David Scott Cowper
From Wikipedia, the free encyclopedia
David Scott Cowper is a British Yachtsman, and was the first man to sail solo round the world in both directions and also to successfully sail the Northwest passage single-handed.
[edit] Biography
Born in 1943, David Cowper was educated at Stowe School and lives and works in Newcastle upon Tyne as a quantity surveyor but sailing was his passion from an early age.
In 1980 Cowper completed the fastest solo circumnavigation of the globe solo via Cape Horn in a sloop, Ocean Bound, beating Francis Chichester's record of 226 days by one day.
He repeated the feat two years later in a westerly rather than easterly direction in 237 days, beating Chay Blyth's record by 71 days and becoming the first person to circumnavigate the world in both directions single-handed.
He switched to motor boats and in 1984-1985 he sailed westwards round the globe in a converted wooden lifeboat, the Mabel E. Holland, via the Panama Canal, becoming the first person to circumnavigate solo in a motor boat.
These feats served as a prelude to the first solo circumnavigation via the Northwest Passage, which consumed four and a half years and ended in 1990. He started up the Greenland coast and south of Devon Island to Resolute despite meeting much pack ice. He got as far as Fort Ross the first year and he left Mabel Holland anchored in the ice. When he returned next summer he found her waterlogged and spent the short summer pulling her ashore and repairing her. The following year he managed to reach Alaska and left the boat at Inuvik on the Mackenzie River before one of the coldest winters in Arctic history.
He reached the Bering Strait on 10th August 1989 becoming the first person to have completed the passage single-handed. Continuing via Midway and Papua New Guinea he reached Darwin on the Australian coast just before the start of the hurricane season and laid her up there. Returning in April 1990, he continued via the Cape of Good Hope, arriving back in Newcastle on 24th September.

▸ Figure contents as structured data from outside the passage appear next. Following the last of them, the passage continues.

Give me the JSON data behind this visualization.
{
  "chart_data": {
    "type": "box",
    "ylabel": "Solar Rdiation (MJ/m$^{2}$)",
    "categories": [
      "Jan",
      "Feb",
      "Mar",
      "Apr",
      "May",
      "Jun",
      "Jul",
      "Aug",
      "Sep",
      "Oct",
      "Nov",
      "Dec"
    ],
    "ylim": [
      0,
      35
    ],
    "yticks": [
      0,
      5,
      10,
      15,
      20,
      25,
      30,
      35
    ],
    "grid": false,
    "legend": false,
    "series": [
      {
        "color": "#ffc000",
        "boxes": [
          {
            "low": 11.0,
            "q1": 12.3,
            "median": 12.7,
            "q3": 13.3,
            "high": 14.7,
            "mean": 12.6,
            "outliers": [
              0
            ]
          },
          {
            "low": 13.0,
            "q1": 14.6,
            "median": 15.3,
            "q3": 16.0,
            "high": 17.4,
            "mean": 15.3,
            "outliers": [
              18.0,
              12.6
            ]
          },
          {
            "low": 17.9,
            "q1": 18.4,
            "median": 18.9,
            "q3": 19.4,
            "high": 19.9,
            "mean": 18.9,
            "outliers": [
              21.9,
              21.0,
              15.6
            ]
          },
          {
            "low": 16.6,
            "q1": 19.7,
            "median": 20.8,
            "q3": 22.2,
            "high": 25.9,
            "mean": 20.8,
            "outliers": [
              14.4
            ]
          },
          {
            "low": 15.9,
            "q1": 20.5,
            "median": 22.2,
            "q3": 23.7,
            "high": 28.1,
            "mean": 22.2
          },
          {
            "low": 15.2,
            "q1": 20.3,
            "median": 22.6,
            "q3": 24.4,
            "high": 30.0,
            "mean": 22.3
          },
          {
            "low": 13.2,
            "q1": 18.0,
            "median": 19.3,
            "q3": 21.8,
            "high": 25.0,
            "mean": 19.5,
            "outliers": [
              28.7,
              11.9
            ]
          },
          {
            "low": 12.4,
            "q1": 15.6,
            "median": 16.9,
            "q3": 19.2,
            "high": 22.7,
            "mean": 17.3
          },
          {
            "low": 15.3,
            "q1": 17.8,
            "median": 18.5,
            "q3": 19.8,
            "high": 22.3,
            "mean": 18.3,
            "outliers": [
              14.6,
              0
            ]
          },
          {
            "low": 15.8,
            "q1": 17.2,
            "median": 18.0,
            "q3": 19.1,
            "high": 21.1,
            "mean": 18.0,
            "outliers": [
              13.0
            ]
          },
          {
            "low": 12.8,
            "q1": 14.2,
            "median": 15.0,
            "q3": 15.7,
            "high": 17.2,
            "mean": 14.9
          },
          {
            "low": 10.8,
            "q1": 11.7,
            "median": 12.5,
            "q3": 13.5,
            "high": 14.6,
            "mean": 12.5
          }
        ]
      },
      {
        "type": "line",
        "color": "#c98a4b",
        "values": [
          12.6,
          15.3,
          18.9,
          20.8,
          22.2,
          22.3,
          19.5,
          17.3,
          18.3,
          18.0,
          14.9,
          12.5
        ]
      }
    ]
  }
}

Since then he has been trying to complete the North East Passage over the top of Russia. He had an aluminium boat, Polar Bound, built and took it round Cape Horn and up the west coast of America in 2002, but was refused permission by the Russian authorities and turned east and completed the North West passage again, in two summers, from west to east. He is currently preparing the boat again for another attempt, should permission be given.
[edit] Sources
- Northwest Passage Solo, by David Scott Cowper, Seafarer Books, UK, 1993.